An impact assessment is a tool to make organizations accountable for their personal data processing. More specifically, it is a security risk assessment that focuses on personal data likely to represent a high risk for the rights and freedoms of data subjects when their data is processed.
Which processing activities require a GDPR DPIA?
GDPR Article 35 provides a non-exhaustive list of processing activities for which a DPIA is mandatory:
- Large-scale data processing
- Systematic surveillance
- Automatic decisions with legal repercussions
- Processing of sensitive personal data
- Evaluation or rating based on personal data, including profiling and prediction
- Processing of biometric data and data relating to criminal offenses and convictions
- Processing relating to new/innovative technologies
- Data cross-referencing
The DPIA is mandatory only if two of the above criteria are met.

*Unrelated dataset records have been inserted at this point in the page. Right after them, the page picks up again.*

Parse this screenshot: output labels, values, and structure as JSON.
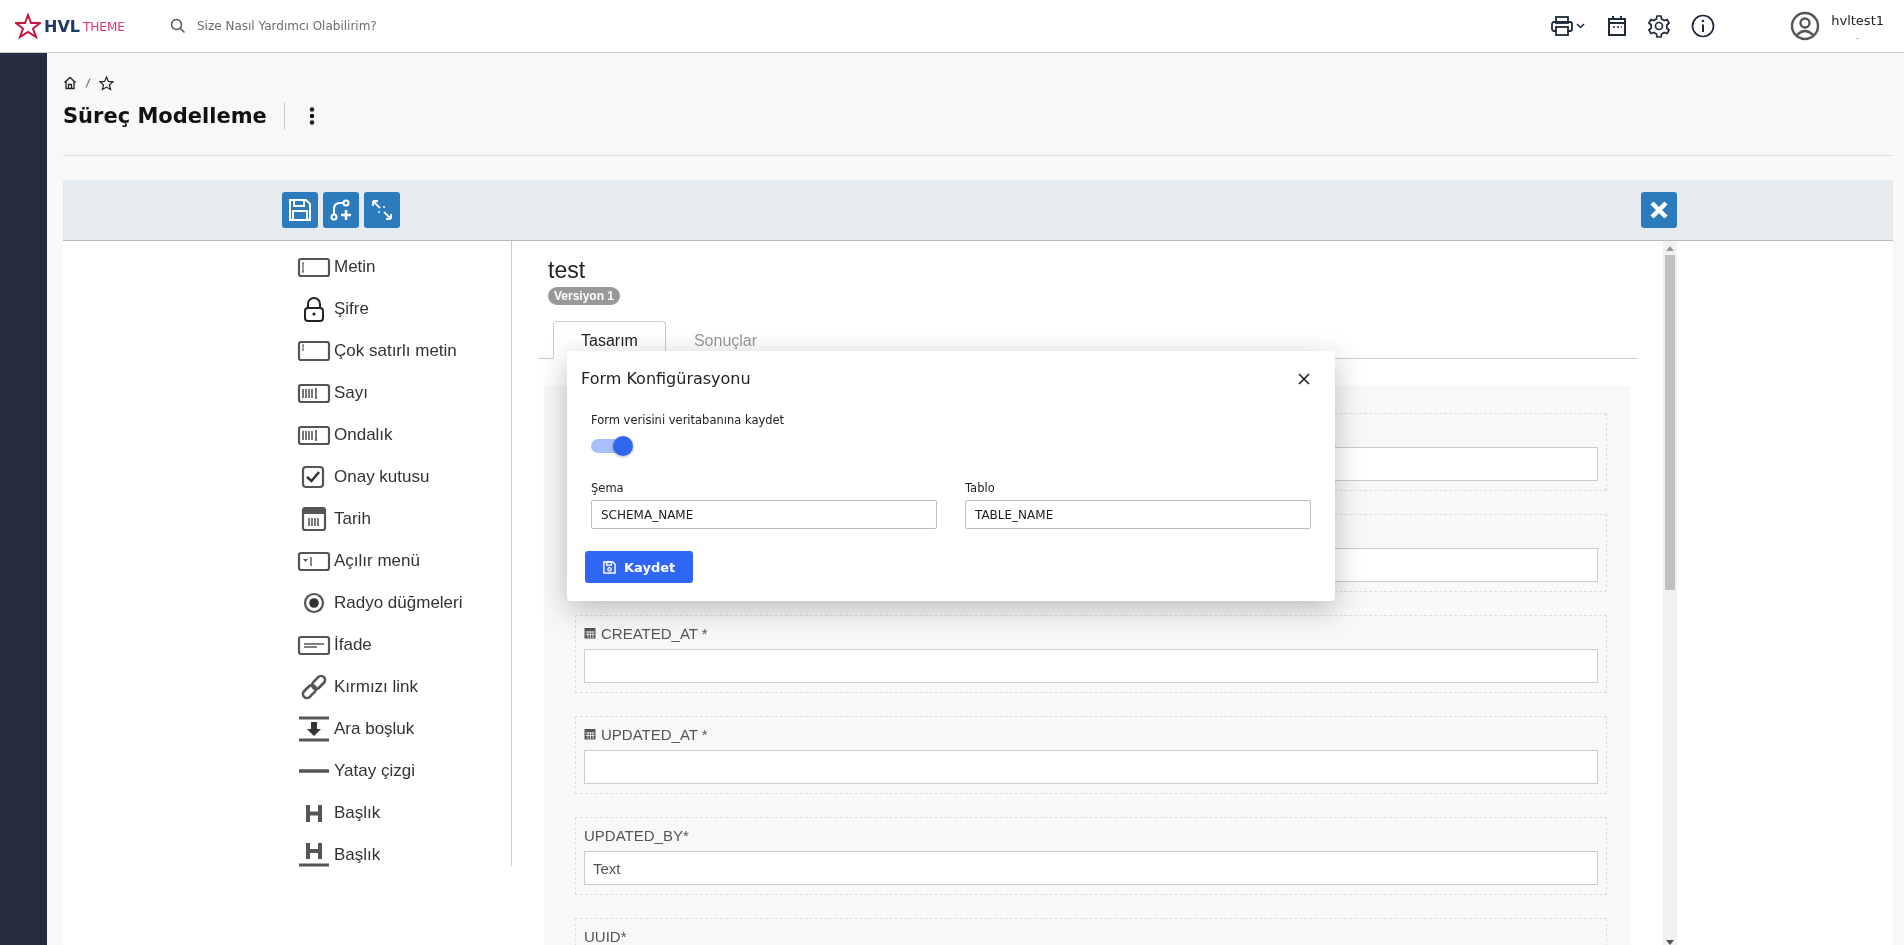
{
  "header": {
    "logo": {
      "brand": "HVL",
      "suffix": "THEME"
    },
    "search": {
      "placeholder": "Size Nasıl Yardımcı Olabilirim?"
    },
    "user": {
      "name": "hvltest1",
      "subtitle": "-"
    }
  },
  "page": {
    "title": "Süreç Modelleme"
  },
  "palette": [
    {
      "kind": "text",
      "label": "Metin"
    },
    {
      "kind": "password",
      "label": "Şifre"
    },
    {
      "kind": "textarea",
      "label": "Çok satırlı metin"
    },
    {
      "kind": "number",
      "label": "Sayı"
    },
    {
      "kind": "decimal",
      "label": "Ondalık"
    },
    {
      "kind": "checkbox",
      "label": "Onay kutusu"
    },
    {
      "kind": "date",
      "label": "Tarih"
    },
    {
      "kind": "select",
      "label": "Açılır menü"
    },
    {
      "kind": "radio",
      "label": "Radyo düğmeleri"
    },
    {
      "kind": "paragraph",
      "label": "İfade"
    },
    {
      "kind": "link",
      "label": "Kırmızı link"
    },
    {
      "kind": "spacer",
      "label": "Ara boşluk"
    },
    {
      "kind": "rule",
      "label": "Yatay çizgi"
    },
    {
      "kind": "heading",
      "label": "Başlık"
    },
    {
      "kind": "heading-underline",
      "label": "Başlık"
    }
  ],
  "form": {
    "name": "test",
    "version": "Versiyon 1",
    "tabs": [
      {
        "label": "Tasarım",
        "selected": true
      },
      {
        "label": "Sonuçlar",
        "selected": false
      }
    ],
    "fields": [
      {
        "kind": "text"
      },
      {
        "kind": "text"
      },
      {
        "kind": "date",
        "label": "CREATED_AT *"
      },
      {
        "kind": "date",
        "label": "UPDATED_AT *"
      },
      {
        "kind": "text",
        "label": "UPDATED_BY*",
        "value": "Text"
      },
      {
        "kind": "text",
        "label": "UUID*",
        "input": false
      }
    ]
  },
  "dialog": {
    "title": "Form Konfigürasyonu",
    "toggle": {
      "label": "Form verisini veritabanına kaydet",
      "on": true
    },
    "inputs": [
      {
        "label": "Şema",
        "value": "SCHEMA_NAME"
      },
      {
        "label": "Tablo",
        "value": "TABLE_NAME"
      }
    ],
    "button": "Kaydet"
  }
}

The local supervisory authorities reserve the right to expand the list of processing activities requiring an impact assessment.
Use cases
Your company wishes to implement a system to scan outgoing emails to detect potential confidential information leaks by your employees. Your Data Protection Officer (DPO) is informed and recommends the implementation of a DPIA because such a system represents processing that meets at least two criteria: systematic monitoring and the use of innovative technologies.
How do you conduct a GDPR DPIA?
The data controller is responsible for conducting the DPIA. It must be carried out before the processing activity is implemented.
There are several ways to conduct a DPIA.
Briefly, a DPIA describes the full legal justification for the processing activity and all potential negative consequences for data subjects. If the risks to data subjects are too high, measures to mitigate these risks must be implemented and described. If the risks are small, the processing activity can be implemented.
Simplify your GDPR compliance with our free white paper and checklist on Data Protection Impact Assessments (DPIAs).
Learn when a DPIA is required, how to assess high-risk processing like AI or sensitive data, and implement effective risk mitigation.
A practical guide for DPOs, compliance officers, and legal teams to stay accountable and avoid enforcement issues.
Conclusion
The General Data Protection Regulation (GDPR) is the main European legal framework governing the protection of personal data. It has been in force since May 25, 2018, and applies to any organization processing the data of individuals located within the European Union. It strengthens transparency, expands the rights of data subjects, and significantly increases the accountability of both private and public entities regarding the processing of personal data, with substantial penalties in the event of non-compliance.